Anyone who has seen my 2 year old knows this is absolutely, 100% and completely ridiculous.  He is as independent as the day is long.  He is confident, strong and sure of himself.  He jumps at the opportunity to run away from me, play with others, run down the street, play in the park, climb, slide, tumble and he has no issues whatsoever with feeling insecure.
Alongside that, he also wakes knowing I, or someone he loves, will be there to hold him.  He often wakes up crying… he has since he was born.  I suspected night-terrors and that issue hasn’t entirely resolved itself yet. It’s better, but he wakes nearly every night between 3-5am and climbs into bed with us, cuddles up and nurses himself back to sleep.  Does this mean he’s dependent upon me for his comfort?  Maybe… is that a problem? Not really… I’m his mother, isn’t that my job?
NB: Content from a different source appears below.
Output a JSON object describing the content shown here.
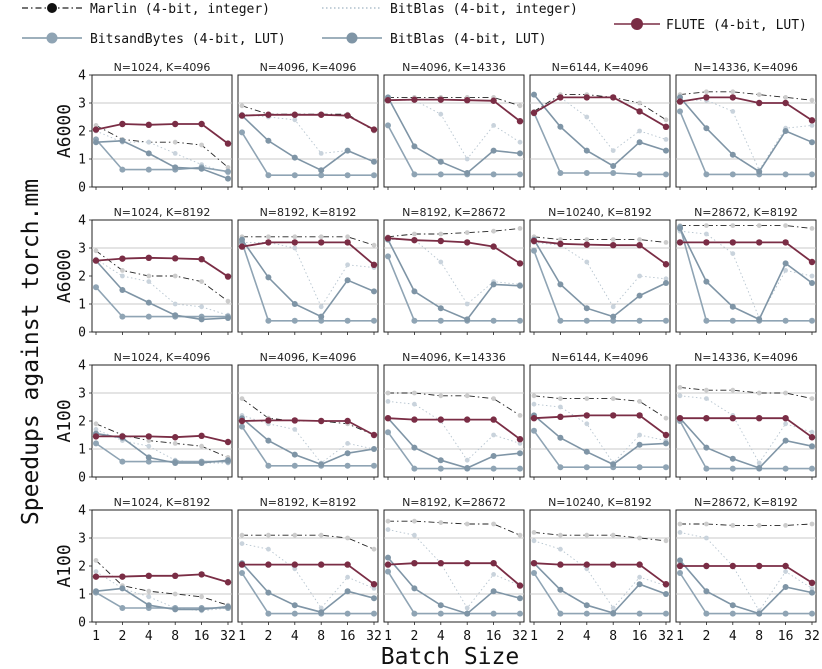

Oh wait… I forgot, it’s not my job, is it?  Our modern society wants me to make it his job as soon as he’s capable of it.  He needs to learn that the world does not revolve around him and even as early as 4 months old, he should man up and learn to be alone and able to calm himself down.  I should be able to put him to bed at 8pm and expect him to stay there until 7 the next morning.  I should be returning to work to be a valued member of society, so that I can take pride in my life by showing my friends and family how smart I am and how industrious I am.  I’m supposed to pay someone to watch my children and spend 10 hours a day somewhere else so I feel like a “big girl” with all my strong, women’s rights glaring like a neon sign that screams “LOOK AT ME BEING INDEPENDENT!! CAN YOU SEE HOW STRONG I AM? NOTHING GETS I MY WAY, NOT EVEN KIDS!  SEE HOW AWESOME AND HARD CORE THAT MAKES ME?!?!”   I should be able to enjoy “adult time” and be free to “get my life back”.  Riiiiight.  Well, here’s the problem with that- I am one of those strange people who believe that my children are my life.  Their needs needs dictate how I live my life- not the other way around.  I guess I’m just weird like that.  All my neon sign says, is “ALWAYS OPEN” and apparently that’s a bad thing.
I know, I know… I’m a weirdo hippy that offends every modern woman.
I’m also the mother of a beautiful, confident and happy two year old and a brilliant, chubby nine month old and my goal in life right now is that they both know, down to their cores, that they are safe and loved.
I suppose we will find out in future years if this parenting style really works on them or not… if they remain self confident, secure in themselves and their surroundings, strong and ambitious as they are now- then yes, it worked.  I’ve got about 10 years to find out.